After putting off this piece for a couple of weeks, I can put it off no more.
I keep reading about folk seduced by North Norfolk, but it’s not for me. Full of ghastly gastropubs, warm beer and North Londoners on mini-breaks, it’s my idea of Maidenhead-by-the-Sea.
But Wells is where I spent some of my podgy childhood eating chips and playing the gaming machines in Pop Inn amusements. It’s still there !
On a shove-penny machine like the ones below I won an actual cigarette in 1976, which at the age of 11 was a bit of a dilemma. Luckily our neighbour George gave me a Freddo (old size) for it when we got home, Innocent days.

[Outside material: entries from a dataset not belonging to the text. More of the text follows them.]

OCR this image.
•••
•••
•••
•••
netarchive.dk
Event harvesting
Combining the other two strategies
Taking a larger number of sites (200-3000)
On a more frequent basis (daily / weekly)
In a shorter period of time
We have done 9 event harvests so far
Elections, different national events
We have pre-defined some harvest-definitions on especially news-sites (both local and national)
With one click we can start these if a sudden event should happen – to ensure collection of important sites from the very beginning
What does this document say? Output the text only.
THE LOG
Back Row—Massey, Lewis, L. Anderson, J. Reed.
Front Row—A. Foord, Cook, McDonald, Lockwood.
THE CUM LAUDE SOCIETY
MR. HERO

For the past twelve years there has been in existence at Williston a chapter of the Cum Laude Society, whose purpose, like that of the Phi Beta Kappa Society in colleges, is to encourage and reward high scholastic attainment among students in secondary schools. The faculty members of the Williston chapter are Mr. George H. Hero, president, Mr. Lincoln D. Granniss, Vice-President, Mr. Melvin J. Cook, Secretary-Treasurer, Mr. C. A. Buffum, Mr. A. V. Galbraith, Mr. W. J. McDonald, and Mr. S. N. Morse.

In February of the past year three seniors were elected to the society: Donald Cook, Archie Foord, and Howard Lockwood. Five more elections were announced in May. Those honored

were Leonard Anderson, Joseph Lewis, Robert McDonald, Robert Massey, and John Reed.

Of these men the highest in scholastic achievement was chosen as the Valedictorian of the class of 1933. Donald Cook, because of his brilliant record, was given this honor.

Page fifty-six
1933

Slot machines apart, Wells is a quirky little town without the airs and graces of “Sunny Hunny”, with some proper seaside variety stores,
and some questionably named pubs.
It’s not posh, but the narrow streets give it a touch of Staithes, though without the cliff-top views. From the walk along Beach Road you can see the little islands where I used to annoy my Dad by getting stranded by strong currents while he was reading the Express.
Of course, the B&Bs along the quayside are now preceded with “Luxury“, which is entirely North London’s fault. What’s wrong with “Economy” ?
Despite a decent number of day-trippers for late November, it was tranquil and stunning.
The boat in the top photo is the Albatros.
One of our quirkiest GBG pubs alongside Grimsby’s Barge, it’s run by a Dutchman who ran aground many years ago with an unlimited supply of Woodfordes Wherry and pancake ingredients. I’m convinced most locals don’t actually realise it’s a pub.
Up the pedestrianised main street past the gastropubs you reach the Edinburgh, which is the sort of place you’d expect to find Glaswegians in, if you know what I mean. “Bass occasionally” says WhatPub. More false hope, I’m afraid.
Which leaves Guide newbie the Lifeboat, reopened recently by great Dane Carsten after closure in 1999.
Primarily a B&B, the bar is small and cosy and I confess I feared the worst for the beer without a horde of regulars at the bar.
But the beer range is tight and sensible, and the Moon Gazer Pale cool and tasty (NBSS 3.5). I told Carsten his beer was good, and he gave me a passionate tale of cellar management, of putting the beer to bed and cleaning the lines, of keeping beer at 11-12 degrees. Such enthusiasm for cask is rare and wonderful.
We compared notes on the Copenhagen drinking scene, but I sense Mikkeller may not displacing Carlsberg Export on his bar anytime soon. Lovely man.